Ce tableau a été exécuté vers 1 530.
Le Gentile da Fabriano est un merveilleux tableau. Il avait appartenu à un Canadien anglais, M. Sartis, qui, étant venu se fixer a Paris, l’avait prêté au musée des Arts décoratifs où il était resté longtemps exposé, en compagnie de deux autres primitifs, dont un Lorenzo Monaco que j’ai vendu pendant la guerre au musée de Boston sur la recommandation de son conseiller d’alors, le peintre Walter Gay, qui a touché sa commission.
Le premier achat de Goldman fut un Rembrandt, le portrait d’un boucher, tableau qu’on appelle « Saint Matthieu » pour le vendre plus facilement. Il est mentionné dans Bode. Il le paya dans les cent vingt mille dollars. C’était le sujet à tenter un Boche : un Rembrandt, un homme qui tient un couteau ! Il trouve cela fort. Ce n’est pas une tête de saint, mais bien de boucher, pas d’étincelle, la bestialité. Rembrandt prend ses personnages dans le peuple, dans le bas peuple, il leur met dans les yeux toute sa philosophie. La qualité de cette peinture est excellente, mais c’est une toile vulgaire.
Goldman m’apprend qu’il a acheté pour deux mille dollars à la vente Hermann, le premier Rembrandt mentionné dans Bode et dans le Klassiker der Kunst. Hermann l’avait payé vingt-cinq mille dollars au marchand autrichien Kleinberger. Goldman vient de s’en débarrasser dans un échange avec les frères Ehrich, auxquels il a pris un Van Dyck, époque de Rubens, une vierge et un enfant, collection de Lord Hartington. « Je n’avais acheté ce Rembrandt, me dit-il, que pour l’étudier quelques mois. »

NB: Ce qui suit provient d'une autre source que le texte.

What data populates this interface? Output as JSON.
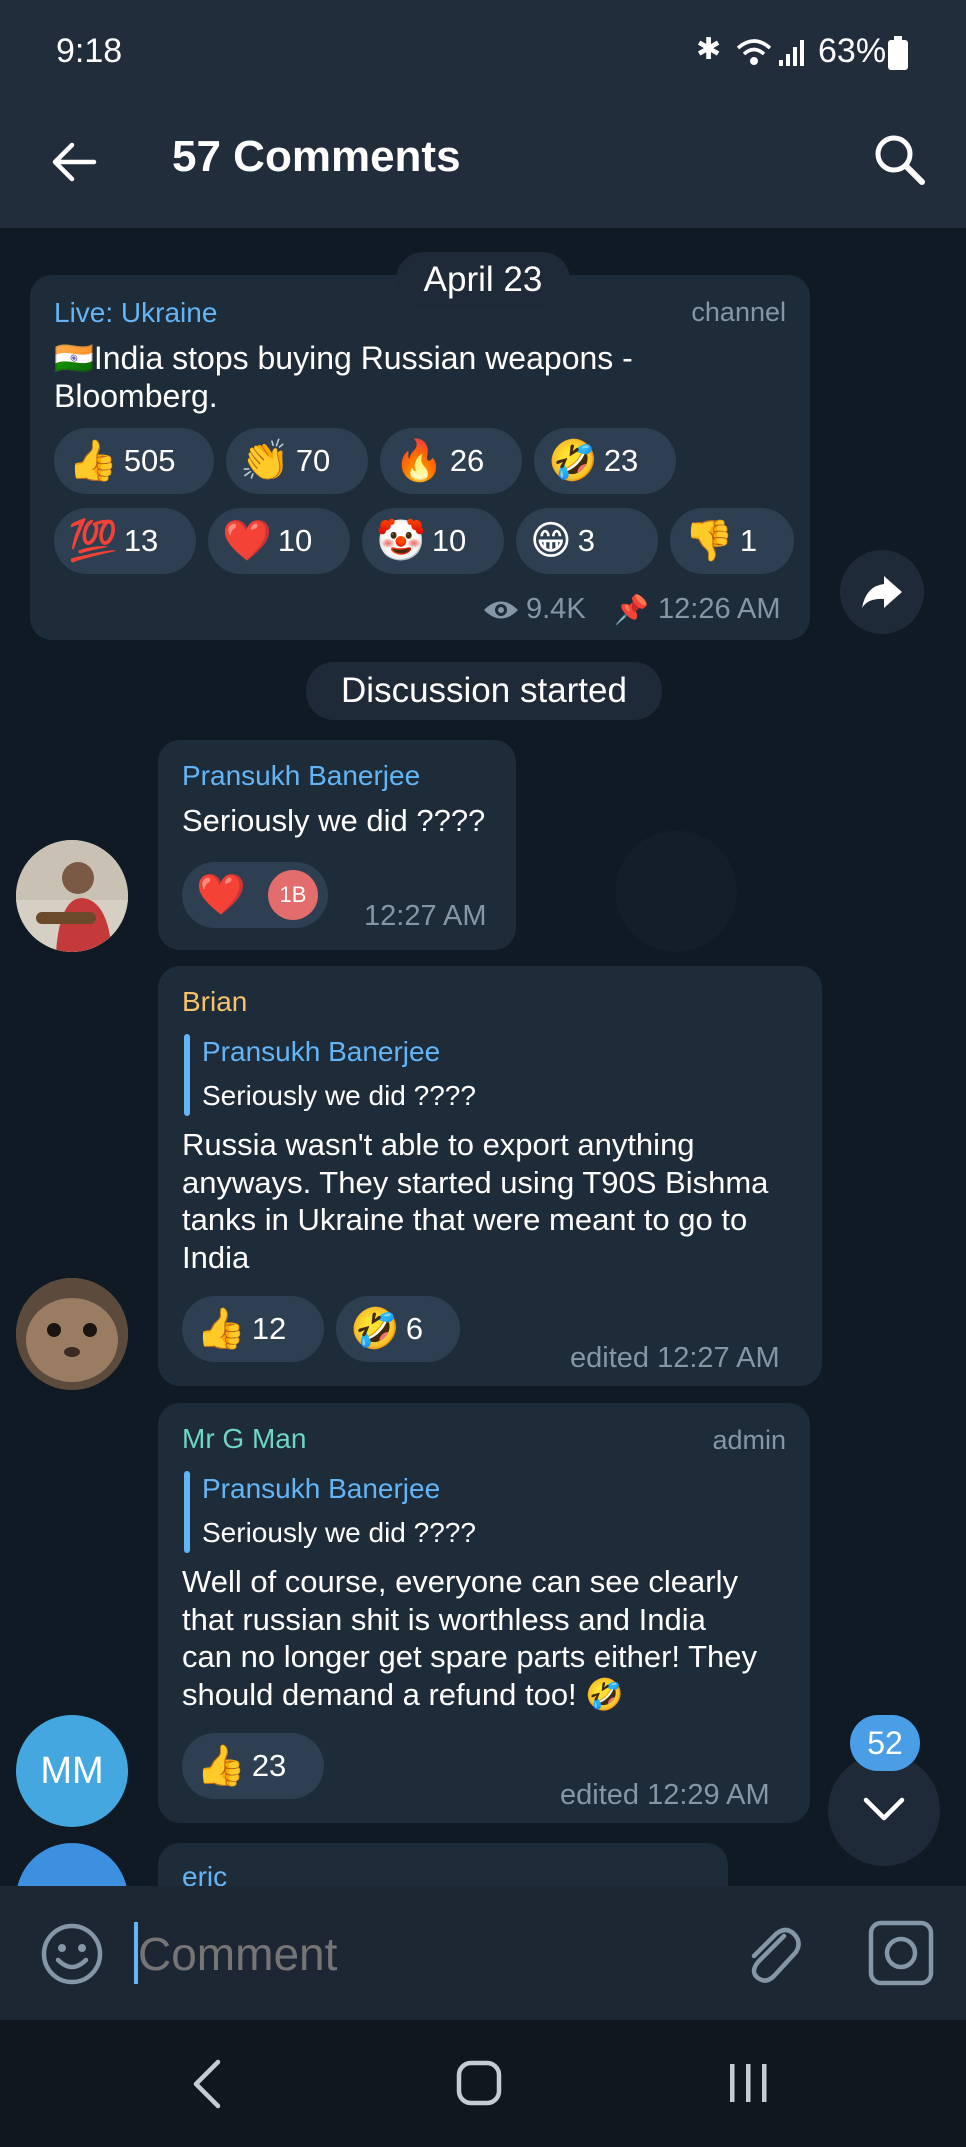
{
  "status": {
    "time": "9:18",
    "battery": "63%"
  },
  "header": {
    "title": "57 Comments"
  },
  "date_pill": "April 23",
  "channel_post": {
    "channel": "Live: Ukraine",
    "tag": "channel",
    "text_line1": "🇮🇳India stops buying Russian weapons -",
    "text_line2": "Bloomberg.",
    "reactions": [
      {
        "emoji": "👍",
        "count": "505"
      },
      {
        "emoji": "👏",
        "count": "70"
      },
      {
        "emoji": "🔥",
        "count": "26"
      },
      {
        "emoji": "🤣",
        "count": "23"
      },
      {
        "emoji": "💯",
        "count": "13"
      },
      {
        "emoji": "❤️",
        "count": "10"
      },
      {
        "emoji": "🤡",
        "count": "10"
      },
      {
        "emoji": "😁",
        "count": "3"
      },
      {
        "emoji": "👎",
        "count": "1"
      }
    ],
    "views": "9.4K",
    "time": "12:26 AM"
  },
  "discussion_pill": "Discussion started",
  "messages": [
    {
      "author": "Pransukh Banerjee",
      "text": "Seriously we did ????",
      "reaction_emoji": "❤️",
      "reactor_initials": "1B",
      "time": "12:27 AM"
    },
    {
      "author": "Brian",
      "quote_author": "Pransukh Banerjee",
      "quote_text": "Seriously we did ????",
      "lines": [
        "Russia wasn't able to export anything",
        "anyways. They started using T90S Bishma",
        "tanks in Ukraine that were meant to go to",
        "India"
      ],
      "reactions": [
        {
          "emoji": "👍",
          "count": "12"
        },
        {
          "emoji": "🤣",
          "count": "6"
        }
      ],
      "time": "edited 12:27 AM"
    },
    {
      "author": "Mr G Man",
      "role": "admin",
      "avatar_initials": "MM",
      "quote_author": "Pransukh Banerjee",
      "quote_text": "Seriously we did ????",
      "lines": [
        "Well of course, everyone can see clearly",
        "that russian shit is worthless and India",
        "can no longer get spare parts either! They",
        "should demand a refund too! 🤣"
      ],
      "reactions": [
        {
          "emoji": "👍",
          "count": "23"
        }
      ],
      "time": "edited 12:29 AM"
    },
    {
      "author": "eric"
    }
  ],
  "unread_badge": "52",
  "input": {
    "placeholder": "Comment"
  },
  "colors": {
    "accent": "#64b5f6",
    "brian": "#f5c26b",
    "mrgman": "#6fd6c4",
    "admin_avatar": "#45a7e0"
  }
}
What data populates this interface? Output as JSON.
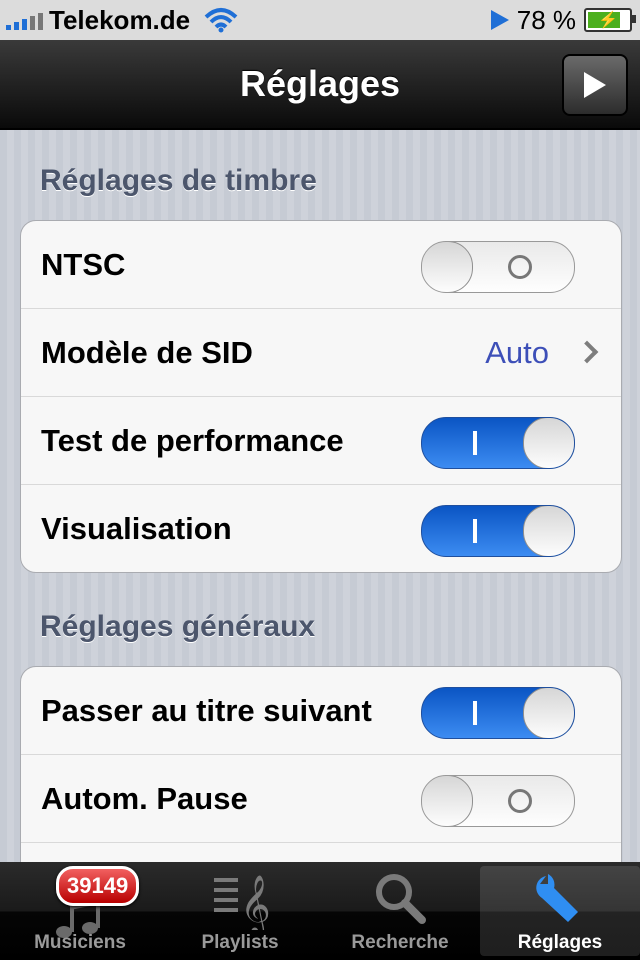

J’ai connu Mme Gimbel jeune fille, jolie, intelligente, intellectuelle, s’intéressant aux arts, à la littérature. Elle aime son mari qui ne possède aucune intellectualité. Le soir, j’ai dîné chez eux. Quand je la quitte, je la remercie et c’est elle qui m’exprime ses remerciements de façon débordante. Cette soirée fut pour elle comme une dernière lueur. Dans quelques années, l’enlisement sera total.
Pour la première fois et à travers tous les États-Unis, le gouvernement américain célèbre officiellement notre fête nationale. Douze mille personnes, ce soir, se pressaient au Madison Square Garden où toutes les places étaient louées depuis déjà longtemps.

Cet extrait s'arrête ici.